あの日も、例のごとく曇天が窓の外に広がっていた。
太陽はまだ午前の空を突き抜けられず、白くぼんやりとした光が、ビルのガラス窓越しに私たちのオフィスに降り注いでいた。
蛍光灯の冷たい光と混ざり合い、机の書類や黒電話の受話器に微かな影を落とす。
空調は控えめに作動し、乾いた風が紙の端をかすかに揺らしていた。
私は新入社員としてのまだぎこちない手つきで、書類を整理しながら電話の前に座っていた。
このオフィスには、連番で取得された電話番号が10本並んでいる。
下1桁が「0」から「9」まで、数字の階段のように整然と。
まるで一本の幹から分かれ出た枝のように、それぞれが独自の行き先と物語を持つ。
私はそのうちの一つ、「1003」の電話の前を任されていた。
受話器のプラスチックは使い込まれ、指に触れるとひやりとする。
その日の午前、オフィスにはまだ始業直後の静けさがあった。
キーボードの打鍵音、コピー機が紙を引き込む音、誰かがコーヒーカップを机に置く小さな衝撃音。
みな淡々とルーティンをこなしていた。
そんな中、最初のコール音が響いた。
乾いたベルの音が空気を振るわせ、私の鼓動が一瞬同期する。
受話器を取り上げると、「はい、○○株式会社でございます」と、まだ緊張の混じる声で応対した。

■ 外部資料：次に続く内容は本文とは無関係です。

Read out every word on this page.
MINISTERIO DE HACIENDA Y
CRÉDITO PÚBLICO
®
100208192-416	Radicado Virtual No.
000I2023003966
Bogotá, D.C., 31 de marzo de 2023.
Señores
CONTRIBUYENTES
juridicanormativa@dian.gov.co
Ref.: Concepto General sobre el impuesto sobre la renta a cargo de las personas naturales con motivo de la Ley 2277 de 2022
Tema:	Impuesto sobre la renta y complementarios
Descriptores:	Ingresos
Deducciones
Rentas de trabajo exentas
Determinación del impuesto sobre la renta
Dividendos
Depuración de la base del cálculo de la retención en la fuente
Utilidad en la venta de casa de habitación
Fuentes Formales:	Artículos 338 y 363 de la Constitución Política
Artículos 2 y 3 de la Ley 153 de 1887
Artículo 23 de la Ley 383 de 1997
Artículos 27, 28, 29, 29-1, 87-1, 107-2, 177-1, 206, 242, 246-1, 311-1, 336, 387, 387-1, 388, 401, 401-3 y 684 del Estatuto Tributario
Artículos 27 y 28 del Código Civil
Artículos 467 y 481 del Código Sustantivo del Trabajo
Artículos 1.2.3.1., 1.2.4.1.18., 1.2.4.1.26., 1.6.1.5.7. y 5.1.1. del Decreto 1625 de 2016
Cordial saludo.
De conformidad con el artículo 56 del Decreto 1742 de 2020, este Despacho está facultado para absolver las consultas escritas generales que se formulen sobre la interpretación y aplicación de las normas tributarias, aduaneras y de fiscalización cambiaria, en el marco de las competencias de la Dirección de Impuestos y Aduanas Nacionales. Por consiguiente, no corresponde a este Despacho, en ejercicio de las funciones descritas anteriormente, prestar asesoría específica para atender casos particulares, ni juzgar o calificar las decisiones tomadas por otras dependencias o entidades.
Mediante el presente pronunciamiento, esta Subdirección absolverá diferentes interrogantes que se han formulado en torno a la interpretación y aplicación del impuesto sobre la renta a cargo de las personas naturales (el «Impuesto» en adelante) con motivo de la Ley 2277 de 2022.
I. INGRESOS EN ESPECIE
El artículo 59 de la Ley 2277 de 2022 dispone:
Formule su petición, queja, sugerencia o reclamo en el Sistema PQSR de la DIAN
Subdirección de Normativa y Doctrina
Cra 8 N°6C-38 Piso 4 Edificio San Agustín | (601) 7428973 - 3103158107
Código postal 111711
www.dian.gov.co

しかし、電話の向こうから聞こえてきたのは、はっきりとした年配女性の声。
どこか焦りと苛立ちの混じった調子だった。
「もしもし、あの、○○さんに繋いでいただける?」
名前に聞き覚えがない。
「申し訳ありませんが、そのような者は在籍しておりません」
「え?そんなはずないわよ。
電話番号、間違ってないと思うんだけど…」
声に微かな不安と苛立ちが混ざる。
その一瞬、受話器越しに彼女の部屋の空気まで伝わってくるようだった。
たぶん、電話帳を片手に、何度も番号を見直しながらかけているのだろう。
このやりとりが、まるでループするかのように何度も繰り返された。
電話を切っても、しばらくするとまた同じ番号から着信がある。
時間が経つごとに、彼女の声は少しずつ鋭くなり、ため息や舌打ちが増えていく。
オフィスの空気も変化していった。
周囲の同僚たちは最初こそ気にも留めなかったが、何度も同じ相手と話している私の様子に気づき、ちらちらと視線を送るようになった。
私は徐々に肩に力が入り、手のひらにじんわり汗をかく。
受話器の重みが不思議と増したように感じる。
「またあの人ですか?」と小声で聞かれ、私は曖昧に微笑むしかなかった。
電話の応対は私の新人としての日常業務だったはずなのに、この時ばかりは心がざわついた。
心臓が胸の奥で早鐘を打ち、口の中が乾いていく。
何度も繰り返される応答のたびに「間違い電話ではありませんか」と伝えるが、彼女は次第に感情を剥き出しにしていく。
「何なのよ!どうして毎回あんたが出るの!」
声は甲高く、怒りと混乱が入り混じっていた。
その瞬間、私の耳の奥でベルの余韻が残響し、言葉の刃が鼓膜を刺した。
私の手は受話器を持ちながら微かに震え、背中には冷たい汗が伝う。
私は深呼吸し、会社が連番で電話番号を取得していること、だから似たような番号にかけても同じ会社に繋がることを丁寧に説明した。
だが、彼女の怒りは収まらない。
電話の向こうで小さな物音が聞こえ、もしかしたら机を叩いているのかもしれない、と想像した。
「もういいわよ!」
そんな捨て台詞を残し、唐突に電話は切れた。
一瞬、オフィスに静寂が戻る。
外の道路からは遠く車の走る音が微かに聞こえた。
私はしばらく受話器を手にしたまま、ぼんやりと窓の外に目をやった。
遠い雲の切れ間から、かすかな光が差し込んできた。
ふと、あの女性は果たして本当にかけたかった相手に辿り着けたのだろうか、と考える。
彼女の混乱と苛立ちの残響が、私の耳の奥にしつこく残る。
それはまるで、連番で並ぶ電話番号の一つ一つが、誰かの思い違いや些細な間違いによって、知らない物語を呼び寄せてしまうことを暗示しているかのようだった。
私は机の上の受話器をそっと置き直し、まだ手のひらに残る冷たさと、ほんのりとした汗のべたつきとともに、小さく溜め息をついた。
外の光は少しだけ明るさを増していたが、私の心にはいまだに、あの声の余韻が小さな影を落としていた。